CAPÍTULO I
(DISPOSIÇÕES GERAIS)
ARTIGO 1º
(Denominação)
A constituída a “AB – Associação Braguista”, abreviadamente designada por “AB” que se rege pelo presente Regulamento Geral Interno e demais legislação aplicável.
ARTIGO 2º
(Início e Duração)
A AB inicia a sua actividade na presente data e durará por tempo indeterminado.
ARTIGO 3º
(Sede)
A AB tem a sua sede social na Rua Padre Manuel Alaio, nº 32 – 4710-414 Braga, podendo transferi-la para qualquer outro local no Concelho de Braga, por deliberação da Assembleia Geral.
ARTIGO 4º
(Objectivos)
1. A Associação, sem fins lucrativos, prosseguirá as seguintes finalidades:
a) Defender os legítimos interesses da Associação;
b) Divulgar o conceito de Braguismo: apoio exclusivo ao Sporting Clube de Braga;
c) Desenvolver acções que visem criar uma verdadeira cultura Braguista, como elemento fundamental na estruturação e desenvolvimento do Sporting Clube de Braga;
d) Revitalizar os laços entre os associados do Sporting Clube de Braga e destes com o clube;
e) Desenvolver actividades que funcionem como pólo de atracção, com o objectivo de aproximar os bracarenses e a região ao Sporting Clube de Braga;
f) Promoção e realização de iniciativas de reflexão e debate em torno dos assuntos relativos ao Sporting Clube de Braga;
h) Participar activamente em acções que se insiram nos seus objectivos e que sejam solicitadas pela direcção do Sporting Clube de Braga;
i) Condenar continuamente todo o tipo de violência (individual ou de grupos; física, verbal, ao nível do vandalismo, etc) e qualquer tipo de incorrecção do género dentro do âmbito da nossa actividade, bem como promover o convívio e troca de ideias, de forma educada e sadia entre quaisquer pessoas que sejam abrangidas, directa ou indirectamente, pela acção da AB, tais como sócios, cidadãos bracarenses, adeptos do Braga, adeptos adversários, conquanto que cumpram o disposto nesta alínea;
j) A AB não é nem faz parte de qualquer claque ou grupo ultra, e jamais se poderá transformar em tal género de grupo; pode, porém, nos termos do artigo 6º deste regulamento, colaborar com claques em situações pontuais, desde que tais claques não contrariem as questões de princípio que norteiam a AB, como a condenação na prática da violência, o “fair-play”, o cumprimento das leis da República Portuguesa e os valores de respeito e cidadania;
l) Proporcionar aos associados o acesso a documentação sobre as actividades da associação.
ARTIGO 5º
(Âmbito territorial da actividade)
A AB pode exercer a sua actividade tanto no território nacional como em território estrangeiro onde haja um considerável número de adeptos ou potenciais adeptos do Sporting Clube de Braga.
ARTIGO 6º
(Colaboração com outras Organizações)
A AB poderá estabelecer formas de colaboração com outras organizações que visem a utilização comum de serviços ou equipamentos e o desenvolvimento de programas, projectos e acções de cooperação de responsabilidade também comum ou em regime de complementaridade.
CAPÍTULO II
(DOS SÓCIOS)
ARTIGO 7º
(Admissão, Suspensão e Exclusão)
1. Podem ser sócios da AB as pessoas singulares ou colectivas que se identifiquem com os objectivos da Associação e que preencham os requisitos estabelecidos no ponto 2 deste artigo, e de acordo com o artigo 8º do presente regulamento.
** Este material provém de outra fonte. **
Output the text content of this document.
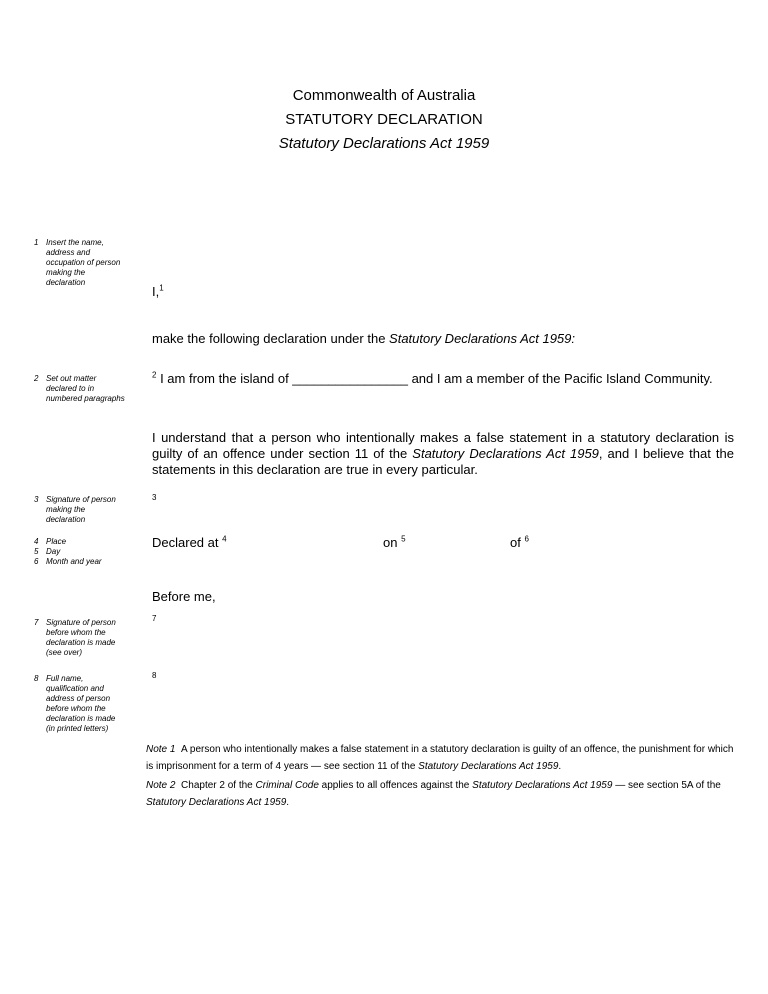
Commonwealth of Australia
STATUTORY DECLARATION
Statutory Declarations Act 1959
1 Insert the name, address and occupation of person making the declaration
2 Set out matter declared to in numbered paragraphs
3 Signature of person making the declaration
4 Place
5 Day
6 Month and year
7 Signature of person before whom the declaration is made (see over)
8 Full name, qualification and address of person before whom the declaration is made (in printed letters)
I,$^1$
make the following declaration under the Statutory Declarations Act 1959:
$^2$ I am from the island of ________________ and I am a member of the Pacific Island Community.
I understand that a person who intentionally makes a false statement in a statutory declaration is guilty of an offence under section 11 of the Statutory Declarations Act 1959, and I believe that the statements in this declaration are true in every particular.
3
Declared at $^4$	on $^5$	of $^6$
Before me,
7
8
Note 1 A person who intentionally makes a false statement in a statutory declaration is guilty of an offence, the punishment for which is imprisonment for a term of 4 years — see section 11 of the Statutory Declarations Act 1959.
Note 2 Chapter 2 of the Criminal Code applies to all offences against the Statutory Declarations Act 1959 — see section 5A of the Statutory Declarations Act 1959.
2. A admissão à AB pressupõe o pagamento de uma jóia de inscrição, e de uma quota anual a definir em Assembleia Geral.
3. Será suspenso da condição de sócio da AB, aquele que se candidate ou exerça um cargo em qualquer órgão social do Sporting Clube de Braga e/ou da Sporting Clube de Braga – Futebol, SAD, ou em qualquer outra SAD que porventura venha a ser criada no âmbito do Sporting Clube de Braga, bem como aquele que não tenha as suas quotas regularizadas junto da AB.
4. A retirada da qualidade de sócio apenas se poderá verificar em casos de violação dos Estatutos ou Regulamentos, e está sujeita a uma proposta da Direcção à Assembleia Geral, que deliberará por maioria simples dos sócios presentes, sendo que o indivíduo em causa terá o direito de se defender perante a Direcção e perante a Assembleia antes de se realizar a respectiva votação.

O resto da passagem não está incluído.